The initial bursts are still hard to detect though. Gamma rays do not pass through the Earth's atmosphere very easily so detectors are still sent into space on satellites. One of these, the Swift satellite, was launched in to low Earth orbit aboard a Delta rocket in November 2004. Since then it has detected many bursts. Each time one is found an alert is sent which allows optical observatories to rapidly make follow-up observations to look for the optical afterglows and hence find distances to these objects. As well as the alerts, the team also provide a map of recent bursts which is pretty cool.

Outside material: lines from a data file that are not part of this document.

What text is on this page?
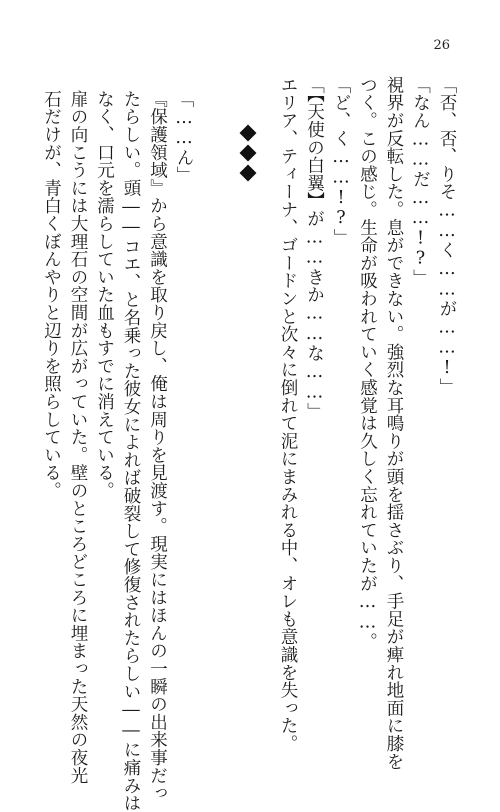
26
「否、否、りそ……く……が……!」
「なん……だ……!?」
視界が反転した。息ができない。強烈な耳鳴りが頭を揺さぶり、手足が痺れ地面に膝を
つく。この感じ。生命が吸われていく感覚は久しく忘れていたが……。
「ど、く……!?」
「【天使の白翼】が……きか……な……」
エリア、ティーナ、ゴードンと次々に倒れて泥にまみれる中、オレも意識を失った。
「……ん」
『保護領域』から意識を取り戻し、俺は周りを見渡す。現実にはほんの一瞬の出来事だっ
たらしい。頭――コエ、と名乗った彼女によれば破裂して修復されたらしい――に痛みは
なく、口元を濡らしていた血もすでに消えている。
扉の向こうには大理石の空間が広がっていた。壁のところどころに埋まった天然の夜光
石だけが、青白くぼんやりと辺りを照らしている。
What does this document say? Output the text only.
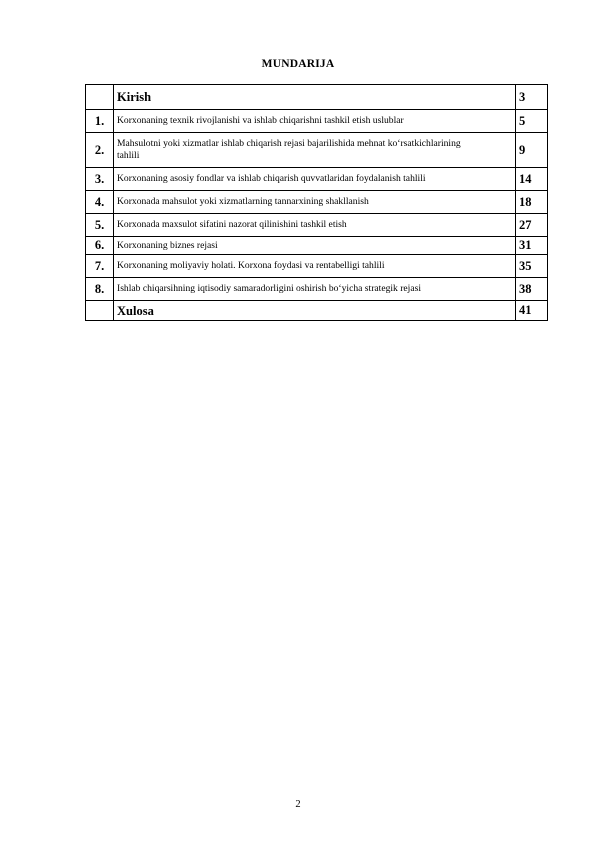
MUNDARIJA
	Kirish	3
1.	Korxonaning texnik rivojlanishi va ishlab chiqarishni tashkil etish uslublar	5
2.	Mahsulotni yoki xizmatlar ishlab chiqarish rejasi bajarilishida mehnat ko‘rsatkichlarining tahlili	9
3.	Korxonaning asosiy fondlar va ishlab chiqarish quvvatlaridan foydalanish tahlili	14
4.	Korxonada mahsulot yoki xizmatlarning tannarxining shakllanish	18
5.	Korxonada maxsulot sifatini nazorat qilinishini tashkil etish	27
6.	Korxonaning biznes rejasi	31
7.	Korxonaning moliyaviy holati. Korxona foydasi va rentabelligi tahlili	35
8.	Ishlab chiqarsihning iqtisodiy samaradorligini oshirish bo‘yicha strategik rejasi	38
	Xulosa	41
2
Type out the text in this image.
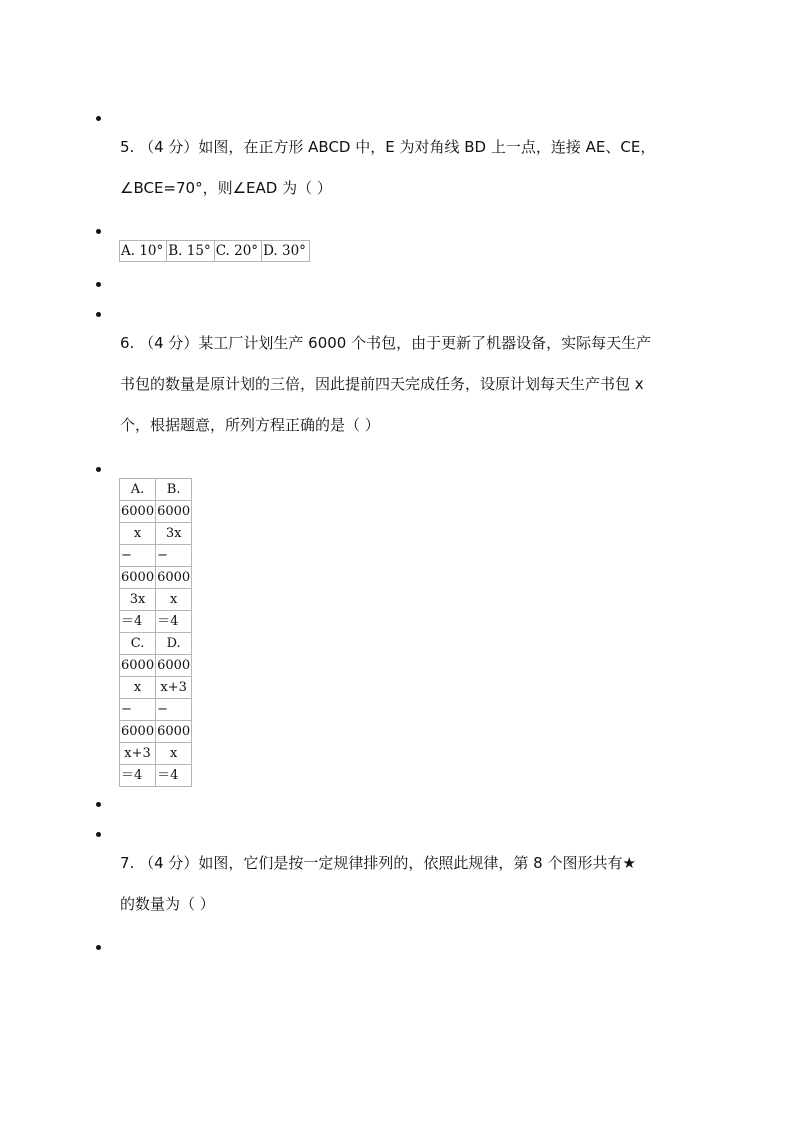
5. （4 分）如图，在正方形 ABCD 中，E 为对角线 BD 上一点，连接 AE、CE，
∠BCE=70°，则∠EAD 为（ ）
A. 10°	B. 15°	C. 20°	D. 30°
6. （4 分）某工厂计划生产 6000 个书包，由于更新了机器设备，实际每天生产
书包的数量是原计划的三倍，因此提前四天完成任务，设原计划每天生产书包 x
个，根据题意，所列方程正确的是（ ）
A.	B.
6000	6000
x	3x
−	−
6000	6000
3x	x
＝4	＝4
C.	D.
6000	6000
x	x+3
−	−
6000	6000
x+3	x
＝4	＝4
7. （4 分）如图，它们是按一定规律排列的，依照此规律，第 8 个图形共有★
的数量为（ ）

The burst profile of GRB 050904A from Swift CREDIT: Swift / NASA
On September 4th 2005, the Swift satellite detected another burst of gamma rays from the distant universe: 090504A (first reported in GCN 3910). This burst is noteworthy because it might be the most distant GRB ever detected. It was also one of the longest, lasting 120 seconds (I told you they were short!). The image on the right shows the light curve, how the brightness of this burst varied with time. Although optical telescopes looked for an afterglow, 050904A was not detected optically, but it was detected at slightly longer wavelengths in the infra-red part of the spectrum. This difference could be due to obscuring dust in the host galaxy which would absorb optical but let through infra-red light, but other parameters determined from the observations would appear to rule this out. The other possibility is that this could be a very distant explosion, the observations would imply a redshift, z, of between 6 and 8 which corresponds to a distance of between 12.7 and 13 billion light years.
On Monday 12th September 2005 NASA will host a press conference on this burst at 2 pm EDT which will also be webcast on NASA TV. Participating scientists will include Neil Gehrels, Swift principal investigator at NASA's Goddard Space Flight Center. Should be interesting.